Jordan Levy

Associate Professor of Anthropology

Office Location:Xavier Hall - Room 110

Status:On Sabbatical

  • Professional
  • Biography

Additional Titles/Roles

  • Peace Scholars Committee


  • Ph.D., Anthropology, University of Western Ontario
  • M.A., Anthropology, University of Western Ontario
  • B.A., Anthropology and Spanish, Eastern Washington University

Areas of Emphasis or Expertise

  • Political Anthropology
  • Ethnography of the State
  • Honduras
  • Latin America
  • Development Policies
  • International Labor Migration
  • Applied and Engaged Anthropology


IHON 258: Ethnographic Perspectives on State Formation, Fall 2017


Jordan is a sociocultural anthropologist with a research background focused on contemporary Honduras – its policies of governance since the 2009 military coup, and patterns of out-migration. At PLU he teaches a range of anthropology courses within and beyond his specialty, and wherever appropriate, aims to raise awareness about ongoing struggles for social justice in Central America. To this end, he has brought to PLU courses that explore how studies of Latin America have informed anthropological theory and praxis; the impact of free trade policies; what it means to study the state from an ethnographic perspective; and the various ways that international migrants in our contemporary globalized world build their lives between more than one nation-state.

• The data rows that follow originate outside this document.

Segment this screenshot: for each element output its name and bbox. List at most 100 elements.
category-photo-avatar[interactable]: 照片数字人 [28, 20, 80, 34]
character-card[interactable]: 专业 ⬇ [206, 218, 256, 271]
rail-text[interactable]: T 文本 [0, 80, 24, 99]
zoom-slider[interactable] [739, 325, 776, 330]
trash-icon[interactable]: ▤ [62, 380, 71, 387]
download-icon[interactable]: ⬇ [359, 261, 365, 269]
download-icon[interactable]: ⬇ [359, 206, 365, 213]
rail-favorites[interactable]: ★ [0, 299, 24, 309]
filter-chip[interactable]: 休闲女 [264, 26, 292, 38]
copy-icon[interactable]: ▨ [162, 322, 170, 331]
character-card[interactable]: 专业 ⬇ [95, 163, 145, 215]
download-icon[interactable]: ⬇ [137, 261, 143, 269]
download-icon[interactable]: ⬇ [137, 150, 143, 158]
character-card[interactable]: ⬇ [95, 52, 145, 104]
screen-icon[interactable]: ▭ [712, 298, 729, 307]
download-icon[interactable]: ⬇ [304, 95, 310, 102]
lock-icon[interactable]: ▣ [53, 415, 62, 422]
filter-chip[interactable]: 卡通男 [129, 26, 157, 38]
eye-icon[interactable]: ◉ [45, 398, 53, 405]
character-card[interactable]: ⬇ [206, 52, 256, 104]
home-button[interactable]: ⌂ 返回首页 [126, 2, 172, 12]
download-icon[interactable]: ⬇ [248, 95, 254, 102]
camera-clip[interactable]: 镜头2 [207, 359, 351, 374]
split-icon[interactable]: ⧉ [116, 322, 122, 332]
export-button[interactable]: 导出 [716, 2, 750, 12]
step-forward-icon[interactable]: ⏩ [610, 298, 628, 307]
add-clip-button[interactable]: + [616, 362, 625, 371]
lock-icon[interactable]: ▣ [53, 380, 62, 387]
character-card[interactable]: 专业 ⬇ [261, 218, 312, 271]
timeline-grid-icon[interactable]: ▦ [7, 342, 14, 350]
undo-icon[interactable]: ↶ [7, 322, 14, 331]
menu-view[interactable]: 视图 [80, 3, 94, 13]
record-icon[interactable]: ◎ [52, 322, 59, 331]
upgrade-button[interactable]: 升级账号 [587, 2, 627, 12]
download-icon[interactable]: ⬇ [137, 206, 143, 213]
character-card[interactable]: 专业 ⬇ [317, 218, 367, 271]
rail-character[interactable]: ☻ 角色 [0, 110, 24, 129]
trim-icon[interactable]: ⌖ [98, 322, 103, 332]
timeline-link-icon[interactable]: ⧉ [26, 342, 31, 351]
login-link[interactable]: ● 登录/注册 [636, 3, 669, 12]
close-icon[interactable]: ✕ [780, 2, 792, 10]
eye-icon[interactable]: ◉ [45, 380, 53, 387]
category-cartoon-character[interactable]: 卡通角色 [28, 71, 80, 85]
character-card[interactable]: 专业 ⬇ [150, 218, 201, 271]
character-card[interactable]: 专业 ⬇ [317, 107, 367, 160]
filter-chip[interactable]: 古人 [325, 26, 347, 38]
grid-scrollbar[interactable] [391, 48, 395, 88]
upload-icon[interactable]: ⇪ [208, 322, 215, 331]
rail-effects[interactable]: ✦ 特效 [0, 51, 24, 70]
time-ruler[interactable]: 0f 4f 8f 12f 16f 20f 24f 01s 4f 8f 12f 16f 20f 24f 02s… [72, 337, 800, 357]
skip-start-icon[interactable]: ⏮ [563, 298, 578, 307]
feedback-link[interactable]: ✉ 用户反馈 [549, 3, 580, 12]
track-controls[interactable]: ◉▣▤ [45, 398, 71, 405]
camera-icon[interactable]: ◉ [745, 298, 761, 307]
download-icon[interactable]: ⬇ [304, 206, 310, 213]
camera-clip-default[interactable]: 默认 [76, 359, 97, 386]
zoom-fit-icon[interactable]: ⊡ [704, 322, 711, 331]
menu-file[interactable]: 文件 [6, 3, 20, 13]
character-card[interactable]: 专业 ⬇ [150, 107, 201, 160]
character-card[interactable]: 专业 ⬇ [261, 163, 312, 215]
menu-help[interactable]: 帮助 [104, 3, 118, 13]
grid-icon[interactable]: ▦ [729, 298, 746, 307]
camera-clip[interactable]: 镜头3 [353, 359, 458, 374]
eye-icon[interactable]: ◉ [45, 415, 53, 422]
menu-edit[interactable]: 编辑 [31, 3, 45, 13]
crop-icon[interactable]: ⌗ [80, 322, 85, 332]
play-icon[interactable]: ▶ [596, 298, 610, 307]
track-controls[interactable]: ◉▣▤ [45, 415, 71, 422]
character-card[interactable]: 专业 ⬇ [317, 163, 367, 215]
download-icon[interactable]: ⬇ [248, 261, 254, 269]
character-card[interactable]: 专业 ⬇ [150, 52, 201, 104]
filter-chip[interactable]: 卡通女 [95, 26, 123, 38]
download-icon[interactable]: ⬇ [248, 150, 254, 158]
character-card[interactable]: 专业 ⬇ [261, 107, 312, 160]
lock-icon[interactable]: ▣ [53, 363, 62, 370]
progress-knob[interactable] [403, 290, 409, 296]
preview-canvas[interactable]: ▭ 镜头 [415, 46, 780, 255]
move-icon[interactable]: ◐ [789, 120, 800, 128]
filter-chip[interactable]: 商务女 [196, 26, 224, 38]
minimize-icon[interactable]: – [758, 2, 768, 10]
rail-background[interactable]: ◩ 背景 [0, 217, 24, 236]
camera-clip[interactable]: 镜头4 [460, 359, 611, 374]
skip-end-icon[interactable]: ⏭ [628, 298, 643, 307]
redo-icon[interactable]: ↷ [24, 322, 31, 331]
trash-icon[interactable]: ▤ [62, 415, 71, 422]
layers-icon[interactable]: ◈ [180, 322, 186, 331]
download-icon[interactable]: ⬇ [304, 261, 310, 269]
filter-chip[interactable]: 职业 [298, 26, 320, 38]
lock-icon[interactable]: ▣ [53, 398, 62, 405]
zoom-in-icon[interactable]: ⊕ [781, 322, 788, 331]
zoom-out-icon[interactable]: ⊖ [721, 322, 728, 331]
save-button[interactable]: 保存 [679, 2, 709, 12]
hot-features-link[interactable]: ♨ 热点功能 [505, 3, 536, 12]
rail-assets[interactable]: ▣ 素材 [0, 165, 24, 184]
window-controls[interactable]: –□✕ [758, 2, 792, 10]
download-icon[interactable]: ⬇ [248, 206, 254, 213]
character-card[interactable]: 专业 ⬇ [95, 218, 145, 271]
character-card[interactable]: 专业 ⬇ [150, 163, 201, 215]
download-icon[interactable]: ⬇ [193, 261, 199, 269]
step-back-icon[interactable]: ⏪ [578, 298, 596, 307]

Some of Jordan’s service endeavors at PLU that are most organically aligned with his research and teaching interests include inviting guest speakers and organizing public educational events around land tenure rights in post-coup Honduras, and understanding the localized relevance of the ‘caravan’ of migrants who are seeking political asylum in the US. He has served on the Global Education Committee, and the committee for the Global Studies major. He joins other faculty at PLU in aiming to support students who are negatively affected by current US immigration policies. Currently he is conducting a faculty-student collaborative ethnographic research project about the Salvadoran and Honduran migrant community in Washington State, focused on people’s livelihood strategies and their agency in choosing to remain in the Pacific Northwest amidst increasingly precarious political conditions.